Principi formali
Le locuzioni ‘brano di musica’, ‘pezzo musicale’, universalmente diffuse, sono convenzioni denotative che stabiliscono un rapporto analogico tra ciò che si intende in senso generale appunto come brano musicale (un’unità musicale identificabile, avente senso musicale compiuto) e il concetto di oggetto dotato di estensione (inteso nel senso generalissimo di ‘cosa’). Ha fondamento dunque il chiedersi quale forma venga ad assumere un determinato ‘brano di musica’ e, prima ancora, quali principi regolino, nella dimensione spaziotemporale, la disposizione degli elementi che lo costituiscono. Si prenderanno in esame, in questa sottosezione, i principi-base dell’aggregazione formale, considerati sia sulla scorta della loro giustificazione ‘ontologica’, sia in raporto alla loro concreta realizzazione nella pagina di musica. Si rimanda invece alla sezione Tipologie formali per una disamina delle caratteristiche e degli impieghi di forme di organizzazione del discorso musicale in cui si sono riconosciuti determinati periodi della civiltà musicale europea (ad esempio, l’aria con da capo, la forma-sonata ecc.) e che – cristallizzate in schemi ricavati a posteriori - hanno fornito a lungo materia di confronto dialettico per la composizione. Si rinvia peraltro ad un’apposita scheda sulle prospettive storico-estetiche del concetto di forma per una trattazione più approfondita di questo specifico aspetto.
Forma binaria
Se dunque concepiamo l’identità d un brano di musica come quella
di un oggetto, essa
viene a fondarsi sul principio di non contraddizione: «il brano A non
è uguale al brano non-A». Un approccio elementare alla identificazione
dei principi formali in musica assume in effetti la logica binaria, che è
alla base del principio di non contraddizione, per simularvi i processi generativi
dei primi elementi strutturali, ovvero delle due possibilità di estrinsecazione
della forma binaria: AA e AB. Così, in base al principio di identità
si configura la forma binaria
ottenuta per iterazione:
una qualsiasi unità musicale identificabile, detta A, può essere
iterata, dando origine alla forma AA,
o – qualora più o meno modificata - AA’. (In questo contesto
si privilegia evidentemente il dato della riconoscibilità, ovvero della
identità, su quello della modificazione, ovvero della variazione e
del mutamento. Se si prescinde dalla riproduzione con mezzi tecnologici, peraltro,
anche una ripresa ‘letterale’ di A non dà mai luogo, nella
prassi esecutiva, a due unità assolutamente identiche).
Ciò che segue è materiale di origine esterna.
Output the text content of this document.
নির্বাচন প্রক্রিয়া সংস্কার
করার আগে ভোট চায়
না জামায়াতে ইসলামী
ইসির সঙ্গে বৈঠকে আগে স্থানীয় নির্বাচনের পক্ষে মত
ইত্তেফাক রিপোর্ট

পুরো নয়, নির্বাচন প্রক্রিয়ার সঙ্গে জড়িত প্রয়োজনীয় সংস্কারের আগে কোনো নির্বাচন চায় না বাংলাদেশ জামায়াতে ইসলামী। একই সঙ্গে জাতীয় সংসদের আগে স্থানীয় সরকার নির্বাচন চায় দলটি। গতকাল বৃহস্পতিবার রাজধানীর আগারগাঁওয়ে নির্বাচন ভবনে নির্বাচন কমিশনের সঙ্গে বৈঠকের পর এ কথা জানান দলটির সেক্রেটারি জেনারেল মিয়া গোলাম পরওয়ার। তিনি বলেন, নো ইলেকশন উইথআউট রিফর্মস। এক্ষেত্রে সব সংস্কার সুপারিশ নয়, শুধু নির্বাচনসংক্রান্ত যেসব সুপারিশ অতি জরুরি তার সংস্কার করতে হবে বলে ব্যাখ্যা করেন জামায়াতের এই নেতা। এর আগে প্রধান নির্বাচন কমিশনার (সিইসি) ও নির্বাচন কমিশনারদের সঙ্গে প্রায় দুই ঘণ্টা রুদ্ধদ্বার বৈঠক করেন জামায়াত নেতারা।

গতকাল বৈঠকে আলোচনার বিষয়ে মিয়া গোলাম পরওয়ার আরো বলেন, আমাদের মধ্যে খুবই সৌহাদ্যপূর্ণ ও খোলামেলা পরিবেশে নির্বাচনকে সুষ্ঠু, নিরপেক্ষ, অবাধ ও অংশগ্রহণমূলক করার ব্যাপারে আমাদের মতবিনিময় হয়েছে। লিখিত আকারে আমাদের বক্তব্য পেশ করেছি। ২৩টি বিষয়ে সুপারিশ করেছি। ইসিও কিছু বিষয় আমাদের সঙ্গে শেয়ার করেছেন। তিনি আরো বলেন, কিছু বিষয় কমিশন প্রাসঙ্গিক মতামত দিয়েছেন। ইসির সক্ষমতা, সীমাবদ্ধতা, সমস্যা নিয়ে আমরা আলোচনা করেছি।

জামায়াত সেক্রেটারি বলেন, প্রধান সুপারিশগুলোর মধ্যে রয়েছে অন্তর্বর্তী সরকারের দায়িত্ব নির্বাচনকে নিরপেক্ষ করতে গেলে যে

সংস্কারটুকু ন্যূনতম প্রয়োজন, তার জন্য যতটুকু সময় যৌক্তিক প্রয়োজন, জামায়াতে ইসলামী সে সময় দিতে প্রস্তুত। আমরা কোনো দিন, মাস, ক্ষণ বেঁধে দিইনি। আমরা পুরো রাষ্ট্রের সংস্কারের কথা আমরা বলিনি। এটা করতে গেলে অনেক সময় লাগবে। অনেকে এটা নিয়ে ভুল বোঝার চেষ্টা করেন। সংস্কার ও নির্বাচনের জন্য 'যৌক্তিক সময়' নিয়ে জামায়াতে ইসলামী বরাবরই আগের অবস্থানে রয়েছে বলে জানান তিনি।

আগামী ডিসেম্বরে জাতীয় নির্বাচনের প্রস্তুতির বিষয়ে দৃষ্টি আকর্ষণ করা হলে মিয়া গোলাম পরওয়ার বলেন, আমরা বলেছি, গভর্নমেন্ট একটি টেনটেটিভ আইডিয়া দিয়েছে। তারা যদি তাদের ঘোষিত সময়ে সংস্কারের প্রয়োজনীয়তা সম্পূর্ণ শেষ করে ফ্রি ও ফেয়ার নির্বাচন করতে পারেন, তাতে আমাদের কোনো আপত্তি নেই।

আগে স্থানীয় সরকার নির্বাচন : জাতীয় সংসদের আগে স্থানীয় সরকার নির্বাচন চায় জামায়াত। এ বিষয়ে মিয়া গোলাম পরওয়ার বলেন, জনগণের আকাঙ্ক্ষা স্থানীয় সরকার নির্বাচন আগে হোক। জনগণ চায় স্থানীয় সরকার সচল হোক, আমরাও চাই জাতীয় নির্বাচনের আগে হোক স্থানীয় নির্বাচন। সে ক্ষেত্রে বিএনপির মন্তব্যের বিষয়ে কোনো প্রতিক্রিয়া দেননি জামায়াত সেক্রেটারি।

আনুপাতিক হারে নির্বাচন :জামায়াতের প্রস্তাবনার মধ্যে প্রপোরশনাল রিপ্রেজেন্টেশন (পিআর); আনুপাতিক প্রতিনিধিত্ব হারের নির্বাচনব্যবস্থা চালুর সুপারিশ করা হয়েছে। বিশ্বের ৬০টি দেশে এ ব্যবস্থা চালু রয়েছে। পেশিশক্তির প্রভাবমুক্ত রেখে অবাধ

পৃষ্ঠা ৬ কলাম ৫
Sul principio
di contraddizione, invece, si fonda la forma binaria ottenuta per opposizione:
a una qualsiasi unità musicale identificabile, detta A, segue un’unità
musicale identificabile diversa da A, detta B. E’ in tal modo strutturata
la forma AB.
Dall’estensione del primo principio derivano la struttura
strofica (AAA ecc.), ma anche la struttura strofica
variata o la variazione su tema (AA1A2A3 ecc.). Il secondo origina la struttura
binaria propriamente detta, in cui le due sezioni A e B, distinte in base
alla differente connotazione armonica e tematica, sono in un rapporto tale
per cui la prima di esse - concludendosi in modo non definitivo e, nel contesto
tonale complessivo, imperfetto - presuppone la seconda quale integrazione
necessaria e compiuta: l’intero insieme può pertanto essere configurato
in un diagramma circolare. Sul piano esecutivo, è spesso prevista la
ripetizione di ciascuna delle due sezioni (v. tema
con variazioni).
Nella categoria delle forme binarie è compresa anche la struttura
AAB, ove la prima sezione è costituita dalla
ripetizione di A (ad es. la barform).
La struttura definita dalla musicologia anglosassone “simple
binary form” (diffusa sino al medio Settecento)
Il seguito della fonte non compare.